Because of [his long-time friend] Hill's training in counterterrorism, in 1990 Rescorla asked him to come up and take a look at the security situation. "He knew I could be an evil-minded bastard," Hill recalls. At the World Trade Center, Rescorla asked him a simple question: "How would you take this out?" Hill looked around, and asked to see the basement. They walked down an entrance ramp into a parking garage; there was no visible security, and no one stopped them. "This is a soft touch," Hill said, pointing to a load-bearing column easily accessible in the middle of the space. "I'd drive a truck full of explosives in here, walk out, and light it off."As a result of Hill's observations and his own, Rescorla arranged a meeting with a security official for the Port Authority of New York and New Jersey, which managed the building. "They told Rick to kiss off," Hill recalled. "They told him, 'You lease your stories, you worry about that. The rest of the building is not your concern.' " (A Port Authority spokesman says that security "took into account all known threats at that time," and "was better than in most office buildings in New York.")
. . .
[On Sept. 11, 2001] Hill could hear Rescorla issuing orders through the bullhorn. He was calm and collected, never raising his voice. Then Hill heard him break into song:
Men of Cornwall stop your dreaming;
Can't you see their spearpoints gleaming?

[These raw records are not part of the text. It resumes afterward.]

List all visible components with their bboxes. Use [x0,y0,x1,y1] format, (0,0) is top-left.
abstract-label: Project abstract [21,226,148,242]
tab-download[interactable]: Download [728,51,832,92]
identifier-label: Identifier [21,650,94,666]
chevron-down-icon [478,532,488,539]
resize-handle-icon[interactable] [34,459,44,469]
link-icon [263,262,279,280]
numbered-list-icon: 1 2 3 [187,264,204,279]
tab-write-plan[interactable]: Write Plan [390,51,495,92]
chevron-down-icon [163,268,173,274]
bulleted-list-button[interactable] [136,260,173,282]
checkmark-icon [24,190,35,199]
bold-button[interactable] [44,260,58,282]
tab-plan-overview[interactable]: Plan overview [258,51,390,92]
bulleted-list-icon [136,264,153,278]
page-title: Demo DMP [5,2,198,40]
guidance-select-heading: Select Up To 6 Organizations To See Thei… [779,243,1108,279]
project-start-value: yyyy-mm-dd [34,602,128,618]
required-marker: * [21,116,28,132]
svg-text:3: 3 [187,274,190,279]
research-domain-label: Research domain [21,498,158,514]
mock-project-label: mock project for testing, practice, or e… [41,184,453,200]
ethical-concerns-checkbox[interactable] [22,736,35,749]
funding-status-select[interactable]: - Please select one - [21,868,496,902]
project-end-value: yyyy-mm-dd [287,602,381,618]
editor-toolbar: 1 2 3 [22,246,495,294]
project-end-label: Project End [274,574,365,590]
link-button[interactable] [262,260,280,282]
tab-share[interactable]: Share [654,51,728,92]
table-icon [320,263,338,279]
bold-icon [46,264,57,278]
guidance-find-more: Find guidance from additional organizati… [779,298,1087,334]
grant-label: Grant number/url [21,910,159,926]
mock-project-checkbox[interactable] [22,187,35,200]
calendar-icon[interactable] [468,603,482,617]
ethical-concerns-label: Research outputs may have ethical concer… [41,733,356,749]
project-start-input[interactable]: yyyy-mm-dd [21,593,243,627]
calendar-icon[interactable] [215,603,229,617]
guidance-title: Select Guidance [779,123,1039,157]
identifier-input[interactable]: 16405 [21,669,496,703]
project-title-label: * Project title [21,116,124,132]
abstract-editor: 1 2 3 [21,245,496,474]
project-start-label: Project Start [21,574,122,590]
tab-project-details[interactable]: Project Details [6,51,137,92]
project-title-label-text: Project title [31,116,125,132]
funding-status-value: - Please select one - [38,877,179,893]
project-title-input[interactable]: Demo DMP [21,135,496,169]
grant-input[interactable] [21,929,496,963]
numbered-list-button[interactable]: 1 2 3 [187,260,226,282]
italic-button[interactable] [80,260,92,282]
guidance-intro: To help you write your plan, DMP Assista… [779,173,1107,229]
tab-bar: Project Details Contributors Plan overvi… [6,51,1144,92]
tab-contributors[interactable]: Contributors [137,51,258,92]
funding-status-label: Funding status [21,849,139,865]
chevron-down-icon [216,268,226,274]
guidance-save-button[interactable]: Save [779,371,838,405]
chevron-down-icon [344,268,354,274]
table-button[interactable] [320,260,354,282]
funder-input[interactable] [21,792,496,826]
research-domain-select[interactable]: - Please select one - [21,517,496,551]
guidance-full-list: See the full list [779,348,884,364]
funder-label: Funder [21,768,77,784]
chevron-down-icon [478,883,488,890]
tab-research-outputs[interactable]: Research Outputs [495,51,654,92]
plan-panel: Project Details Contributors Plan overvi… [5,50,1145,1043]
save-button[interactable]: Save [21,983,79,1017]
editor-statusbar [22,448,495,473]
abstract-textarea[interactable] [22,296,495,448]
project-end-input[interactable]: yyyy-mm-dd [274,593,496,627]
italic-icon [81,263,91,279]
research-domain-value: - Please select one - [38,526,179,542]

See their warriors' pennants streaming
To this battlefield.
Men of Cornwall stand ye steady;
It cannot be ever said ye
for the battle were not ready;
Stand and never yield!Rescorla came back on the phone. "Pack a bag and get up here," he said. "You can be my consultant again." He added that the Port Authority was telling him not to evacuate and to order people to stay at their desks.
"What'd you say?" Hill asked.
"I said, 'Piss off, you son of a bitch,' " Rescorla replied. "Everything above where that plane hit is going to collapse, and it's going to take the whole building with it.